Apparently,
unlike some Americans I support President Obama’s careful and deliberate
assessment of what to do with the extremist terrorist group, ISIS. We’ve heard the knee-jerk criticism of Obama,
an understandable emotional reaction to the sickening images of beheadings of
journalists on the internet. Why is he
on the golf course instead of in Washington devising a devastating and decisive response?!!!! (As if planning and policy comes to a
standstill as Obama slices a tee shot.
And as if we have an immediate strategy for dealing with all permutations
of such groups. And as if we can do anything to make this group simply disappear.)
When
President Obama takes to the TV tomorrow we’ll hear more specifics about dealing
with ISIS, and there is a good summary of what to expect on ABC’s blog.
It’s
pretty clear that this is not a “boots on the ground” war, but one similar to what we’ve waged against Al Qaeda. ISIS is even better organized and funded. It is unlikely we can “defeat them” in the
military sense of the word. They are
like a form of the black plague which at best can be forced into remission but
is easily activated. It is an especially
dangerous group as they know how to court social media and they are positioning
themselves as the long sought after Islamic caliphate.

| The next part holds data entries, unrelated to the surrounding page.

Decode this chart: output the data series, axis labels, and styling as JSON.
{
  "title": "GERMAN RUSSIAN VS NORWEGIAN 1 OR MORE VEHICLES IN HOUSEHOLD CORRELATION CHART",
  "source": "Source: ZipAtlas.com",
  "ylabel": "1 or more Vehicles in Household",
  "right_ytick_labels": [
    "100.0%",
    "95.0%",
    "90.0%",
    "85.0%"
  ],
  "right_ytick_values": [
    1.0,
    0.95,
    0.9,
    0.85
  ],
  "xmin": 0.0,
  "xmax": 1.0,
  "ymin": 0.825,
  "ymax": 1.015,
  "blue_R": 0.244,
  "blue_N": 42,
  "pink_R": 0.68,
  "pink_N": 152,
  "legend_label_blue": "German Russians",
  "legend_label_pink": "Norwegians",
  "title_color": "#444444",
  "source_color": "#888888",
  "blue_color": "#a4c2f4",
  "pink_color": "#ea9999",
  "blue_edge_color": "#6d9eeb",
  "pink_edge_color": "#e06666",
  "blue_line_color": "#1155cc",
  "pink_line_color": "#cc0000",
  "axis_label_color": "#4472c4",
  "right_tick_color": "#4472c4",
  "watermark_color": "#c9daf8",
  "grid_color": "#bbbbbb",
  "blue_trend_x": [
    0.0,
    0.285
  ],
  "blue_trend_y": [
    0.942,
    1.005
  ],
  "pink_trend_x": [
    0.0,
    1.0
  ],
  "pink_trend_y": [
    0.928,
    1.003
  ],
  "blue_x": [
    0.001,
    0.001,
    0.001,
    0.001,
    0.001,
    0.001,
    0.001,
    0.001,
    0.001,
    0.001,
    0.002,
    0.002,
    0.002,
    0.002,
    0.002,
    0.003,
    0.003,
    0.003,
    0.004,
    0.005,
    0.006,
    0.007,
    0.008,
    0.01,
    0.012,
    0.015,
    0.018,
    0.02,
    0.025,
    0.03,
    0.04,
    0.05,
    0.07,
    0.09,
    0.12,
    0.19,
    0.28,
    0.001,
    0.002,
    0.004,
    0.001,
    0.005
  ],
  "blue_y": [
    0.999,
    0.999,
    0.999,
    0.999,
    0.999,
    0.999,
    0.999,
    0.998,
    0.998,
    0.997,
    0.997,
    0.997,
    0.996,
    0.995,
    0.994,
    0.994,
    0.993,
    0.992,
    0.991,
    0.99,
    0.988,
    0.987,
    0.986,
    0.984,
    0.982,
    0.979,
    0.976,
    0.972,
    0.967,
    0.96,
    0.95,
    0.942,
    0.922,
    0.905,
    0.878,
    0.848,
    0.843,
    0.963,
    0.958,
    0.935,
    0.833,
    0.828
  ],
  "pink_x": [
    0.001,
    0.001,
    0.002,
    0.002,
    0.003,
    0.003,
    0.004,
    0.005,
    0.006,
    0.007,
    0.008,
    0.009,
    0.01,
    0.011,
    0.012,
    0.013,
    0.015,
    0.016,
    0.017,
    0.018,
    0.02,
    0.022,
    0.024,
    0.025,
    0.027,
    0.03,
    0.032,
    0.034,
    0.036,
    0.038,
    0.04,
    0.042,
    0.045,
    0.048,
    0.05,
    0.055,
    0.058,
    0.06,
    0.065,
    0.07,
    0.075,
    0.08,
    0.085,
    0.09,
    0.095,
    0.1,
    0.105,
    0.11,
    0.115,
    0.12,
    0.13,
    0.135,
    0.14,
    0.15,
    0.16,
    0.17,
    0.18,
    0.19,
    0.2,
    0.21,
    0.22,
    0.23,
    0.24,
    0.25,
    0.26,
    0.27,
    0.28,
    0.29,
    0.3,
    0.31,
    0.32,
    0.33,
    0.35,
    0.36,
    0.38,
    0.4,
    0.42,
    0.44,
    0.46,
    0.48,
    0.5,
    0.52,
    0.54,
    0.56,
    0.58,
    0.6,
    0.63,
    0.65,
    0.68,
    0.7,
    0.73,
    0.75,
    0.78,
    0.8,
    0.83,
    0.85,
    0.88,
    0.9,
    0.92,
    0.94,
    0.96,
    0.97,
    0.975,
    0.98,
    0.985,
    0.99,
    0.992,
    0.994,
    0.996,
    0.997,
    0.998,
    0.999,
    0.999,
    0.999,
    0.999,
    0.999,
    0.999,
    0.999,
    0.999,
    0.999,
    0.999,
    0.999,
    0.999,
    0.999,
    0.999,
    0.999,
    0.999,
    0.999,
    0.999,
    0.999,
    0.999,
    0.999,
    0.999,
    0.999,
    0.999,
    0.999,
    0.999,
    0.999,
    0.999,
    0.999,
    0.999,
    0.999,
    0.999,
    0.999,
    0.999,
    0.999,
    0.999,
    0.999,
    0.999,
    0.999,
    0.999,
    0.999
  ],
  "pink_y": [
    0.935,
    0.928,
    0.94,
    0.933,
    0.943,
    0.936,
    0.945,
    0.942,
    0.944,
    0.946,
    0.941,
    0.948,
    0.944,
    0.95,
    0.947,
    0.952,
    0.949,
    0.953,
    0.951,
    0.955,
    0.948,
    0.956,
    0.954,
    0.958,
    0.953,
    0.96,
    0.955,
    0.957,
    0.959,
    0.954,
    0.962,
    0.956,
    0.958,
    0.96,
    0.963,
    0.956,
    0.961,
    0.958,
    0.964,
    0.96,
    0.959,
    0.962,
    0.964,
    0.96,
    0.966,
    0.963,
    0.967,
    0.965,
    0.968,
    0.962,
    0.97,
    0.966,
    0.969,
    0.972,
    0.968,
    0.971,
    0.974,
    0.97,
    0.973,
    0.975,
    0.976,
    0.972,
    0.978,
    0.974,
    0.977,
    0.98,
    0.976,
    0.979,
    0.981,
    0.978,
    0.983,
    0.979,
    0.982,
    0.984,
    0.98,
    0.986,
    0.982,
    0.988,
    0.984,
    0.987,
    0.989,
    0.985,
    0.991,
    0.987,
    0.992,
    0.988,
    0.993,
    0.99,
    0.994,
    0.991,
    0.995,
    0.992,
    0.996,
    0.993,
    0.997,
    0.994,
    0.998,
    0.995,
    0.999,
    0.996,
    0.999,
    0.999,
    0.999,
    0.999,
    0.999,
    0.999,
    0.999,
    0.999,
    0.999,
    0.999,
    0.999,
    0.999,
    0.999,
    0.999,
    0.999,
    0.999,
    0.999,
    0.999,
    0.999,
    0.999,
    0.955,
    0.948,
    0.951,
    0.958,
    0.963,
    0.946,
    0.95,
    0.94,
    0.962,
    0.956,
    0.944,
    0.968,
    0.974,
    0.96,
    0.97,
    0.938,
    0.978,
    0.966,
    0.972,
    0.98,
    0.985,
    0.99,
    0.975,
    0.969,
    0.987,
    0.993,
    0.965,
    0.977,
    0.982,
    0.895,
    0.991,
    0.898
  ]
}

We’re talking about trying to contend with
about 1,000 years of history and religious fervor in that case.
No
you don’t march on them; you surgically and systematically degrade their
capabilities (as has already been said by Obama). And of course we must develop collaboration with
European and Arab states for containing ISIS, and especially how it is being
financed. Judging by their sophisticated
weaponry, more like an army than a fragmented terrorist group, some factions of
the oil rich Middle East states would seem to be involved. Is this a middle-eastern incarnation of the
protection racket? Intelligence is needed to identify and choke off those
funds.
Indeed,
those who fail to learn history are doomed to repeat it. As Adam Gopnik recently wrote in his article
in The New Yorker, “Does It Help to Know History?” ISIS is a horrible group
doing horrible things, and there are many factors behind its rise. But they
came to be a threat and a power less because of all we didn’t do than because
of certain things we did do—foremost among them that massive, forward
intervention, the Iraq War. (The historical question to which ISIS is the
answer is: What could possibly be worse than Saddam Hussein?)